I have to say discovering your blog posts was a real treat. Really awesome, so thank you. You should be required reading after Flanagan, Crockford, Harmes/Diaz. Speaking of which, when are you going to publish a book with all your tricks??

As far as this post, I wanted to tell you (a little late, sorry) that I borrowed your approach in adding true private instance variables that work across the constructor and prototype (with no need for a privileged function bridge). There's a slight disadvantage of depending on adding one public member (a counter) and requiring a little bit of ugly code in places (but the latter problem is solved by copy-and-paste!). I'd be interested to see your reaction...I think the one public member is a lot better than (maybe multiple) privileged functions or public methods with an underscore (that need to be called with "this.").

Cuby said...

I've been looking for a good example of OOP in JavaScript for a very long time. Thank you very much for sharing your experience :)

Jesse said...

The section of your first example where you set Person.prototype can be shortened to this (which is similar to how Employee.prototype is being set up in your last example):


(function(proto){
function toString(){
return this.name + " is " + this.age;
};

proto.toString = function(){
return toString.call(this);
};
})(Person.prototype);


This way there's no danger in forgetting to set the constructor. :)

RyboTech said...
This comment has been removed by a blog administrator.
RyboTech said...

Great post! Helped out a bunch on a refactoring of a project.

novi said...

This is a bright idea. I had a project and find out that I need several instances of a lengthy module. With your method I've changed three lines of code: the first, the return, the last and added var x = new XXX() as needed.

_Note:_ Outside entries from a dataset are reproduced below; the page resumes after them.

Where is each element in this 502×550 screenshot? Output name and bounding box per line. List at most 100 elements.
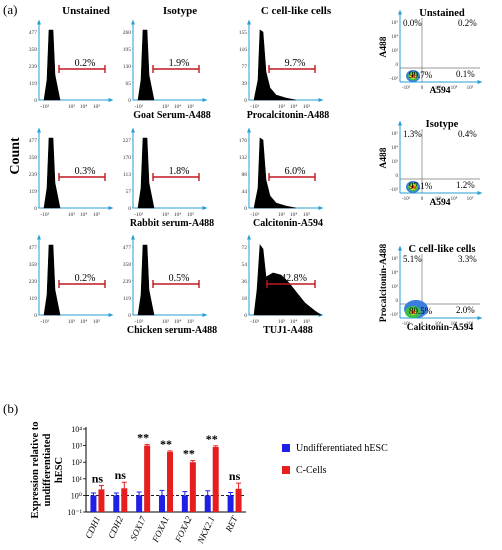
gene-label: SOX17 xyxy=(128,514,148,542)
y-tick-label: 0 xyxy=(396,63,399,68)
gene-label: NKX2.1 xyxy=(195,515,217,546)
y-tick-label: 116 xyxy=(239,47,247,53)
y-tick-label: 0 xyxy=(244,98,247,104)
scatter-xlabel: Calcitonin-A594 xyxy=(407,323,474,333)
y-tick-label: 477 xyxy=(29,245,38,251)
bar-ccells xyxy=(144,446,150,512)
y-tick-label: 10⁴ xyxy=(391,270,398,276)
y-tick-label: 10⁵ xyxy=(391,256,398,262)
legend-swatch xyxy=(282,466,290,474)
histogram-distribution xyxy=(44,30,60,100)
x-tick-label: 10³ xyxy=(68,104,76,110)
bar-undiff xyxy=(159,495,165,512)
bar-ylabel-line: hESC xyxy=(54,457,65,483)
legend-swatch xyxy=(282,444,290,452)
histogram-5: 227 170 113 57 0-10¹ 10³ 10⁴ 10⁵ 1.8% Rabbit seru… xyxy=(123,130,214,229)
bar-undiff xyxy=(205,495,211,512)
scatter-ylabel: Procalcitonin-A488 xyxy=(379,244,389,323)
y-tick-label: 0 xyxy=(396,174,399,179)
y-tick-label: 477 xyxy=(123,245,132,251)
scatter-plot-1: Unstained10⁵10⁴10³0-10³-10³ 0 10³ 10⁴ 10⁵0.0… xyxy=(379,8,480,96)
bar-undiff xyxy=(182,495,188,512)
histogram-4: 4773582391190-10¹ 10³ 10⁴ 10⁵0.3% xyxy=(29,130,111,218)
quadrant-ul: 5.1% xyxy=(403,254,422,264)
histogram-6: 17613288440-10¹ 10³ 10⁴ 10⁵6.0%Calcitonin-A… xyxy=(239,130,323,229)
y-tick-label: -10³ xyxy=(390,187,399,193)
count-axis-label: Count xyxy=(8,137,23,175)
y-tick-label: 477 xyxy=(29,138,38,144)
histogram-7: 477 358 239 119 0-10¹ 10³ 10⁴ 10⁵ 0.2% xyxy=(29,237,111,325)
gene-label: FOXA2 xyxy=(173,514,194,545)
y-tick-label: 0 xyxy=(396,299,399,304)
y-tick-label: 260 xyxy=(123,30,132,36)
y-tick-label: 10³ xyxy=(392,159,399,165)
quadrant-ll: 89.5% xyxy=(409,306,433,316)
y-tick-label: 0 xyxy=(34,313,37,319)
y-tick-label: 0 xyxy=(34,98,37,104)
y-tick-label: 0 xyxy=(128,98,131,104)
y-tick-label: 0 xyxy=(244,206,247,212)
bar-chart: Expression relative to undifferentiated hE… xyxy=(30,421,388,545)
x-tick-label: 10⁵ xyxy=(467,85,474,91)
y-tick-label: 0 xyxy=(244,313,247,319)
bar-ccells xyxy=(213,447,219,512)
significance-label: ns xyxy=(92,472,104,486)
x-tick-label: 10⁵ xyxy=(93,212,101,218)
histogram-8: 4773582391190-10¹ 10³ 10⁴ 10⁵0.5%Chicken se… xyxy=(123,237,217,336)
col-title-isotype: Isotype xyxy=(163,5,197,17)
quadrant-lr: 2.0% xyxy=(456,305,475,315)
y-tick-label: 72 xyxy=(242,245,248,251)
y-tick-label: 10⁵ xyxy=(391,131,398,137)
scatter-xlabel: A594 xyxy=(429,86,450,96)
y-tick-label: 132 xyxy=(239,155,248,161)
x-tick-label: 10⁵ xyxy=(467,196,474,202)
significance-label: ** xyxy=(206,432,218,446)
significance-label: ** xyxy=(160,437,172,451)
histogram-2: 260 195 130 65 0-10¹ 10³ 10⁴ 10⁵ 1.9% Goat Serum-… xyxy=(123,22,211,121)
histogram-distribution xyxy=(138,245,154,315)
bar-y-tick-label: 10³ xyxy=(72,442,83,451)
gate-percent: 0.2% xyxy=(75,273,96,284)
bar-ylabel-line: undifferentiated xyxy=(42,433,53,506)
quadrant-lr: 0.1% xyxy=(456,69,475,79)
x-tick-label: 10⁴ xyxy=(80,319,88,325)
y-tick-label: 239 xyxy=(29,64,38,70)
histogram-caption: Goat Serum-A488 xyxy=(133,110,211,121)
bar-y-tick-label: 10⁰ xyxy=(71,491,82,500)
gene-label: CDH1 xyxy=(83,515,102,541)
quadrant-ur: 0.2% xyxy=(458,18,477,28)
y-tick-label: 176 xyxy=(239,138,248,144)
y-tick-label: -10³ xyxy=(390,312,399,318)
quadrant-ul: 0.0% xyxy=(403,18,422,28)
bar-ylabel-line: Expression relative to xyxy=(30,421,41,518)
bar-y-tick-label: 10¹ xyxy=(72,475,83,484)
y-tick-label: 44 xyxy=(242,189,248,195)
y-tick-label: 130 xyxy=(123,64,132,70)
bar-undiff xyxy=(228,495,234,512)
significance-label: ns xyxy=(229,469,241,483)
y-tick-label: 113 xyxy=(123,172,131,178)
bar-undiff xyxy=(136,495,142,512)
x-tick-label: -10¹ xyxy=(40,319,49,325)
bar-legend: Undifferentiated hESCC-Cells xyxy=(282,443,388,476)
histogram-caption: TUJ1-A488 xyxy=(263,325,312,336)
bar-undiff xyxy=(90,495,96,512)
y-tick-label: 10⁵ xyxy=(391,20,398,26)
significance-label: ** xyxy=(137,430,149,444)
bar-ccells xyxy=(121,488,127,512)
x-tick-label: 10⁵ xyxy=(93,104,101,110)
y-tick-label: 358 xyxy=(29,47,38,53)
x-tick-label: -10³ xyxy=(402,196,411,202)
histogram-3: 15511677390-10¹ 10³ 10⁴ 10⁵9.7%Procalcitoni… xyxy=(239,22,330,121)
y-tick-label: 358 xyxy=(123,262,132,268)
scatter-plot-2: Isotype10⁵10⁴10³0-10³-10³ 0 10³ 10⁴ 10⁵1.3% 0… xyxy=(379,119,480,208)
y-tick-label: 195 xyxy=(123,47,132,53)
bar-ccells xyxy=(167,452,173,512)
x-tick-label: 0 xyxy=(421,197,424,202)
y-tick-label: 239 xyxy=(123,279,132,285)
significance-label: ** xyxy=(183,447,195,461)
gate-percent: 1.9% xyxy=(169,58,190,69)
bar-ccells xyxy=(236,489,242,512)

I will never write Javascript old school objects again.

Anonymous said...

So wait. How can you make arguments to the constructor saved as private members that are accessible to the prototype's closure? Looks like the only way you communicate between the constructor and the prototype is 'this' (public).

Trem said...

Nice post! I have written a tool to create true private methods on the prototype chain... https://github.com/TremayneChrist/ProtectJS would love some feedback!

Andrea Giammarchi said...

Trem ... I am sorry but I think you confused private with protected, plus I would never use a code based on eval and object.toString() in order to work.

I suggest you some benchmark too but only after the question: do I really need this?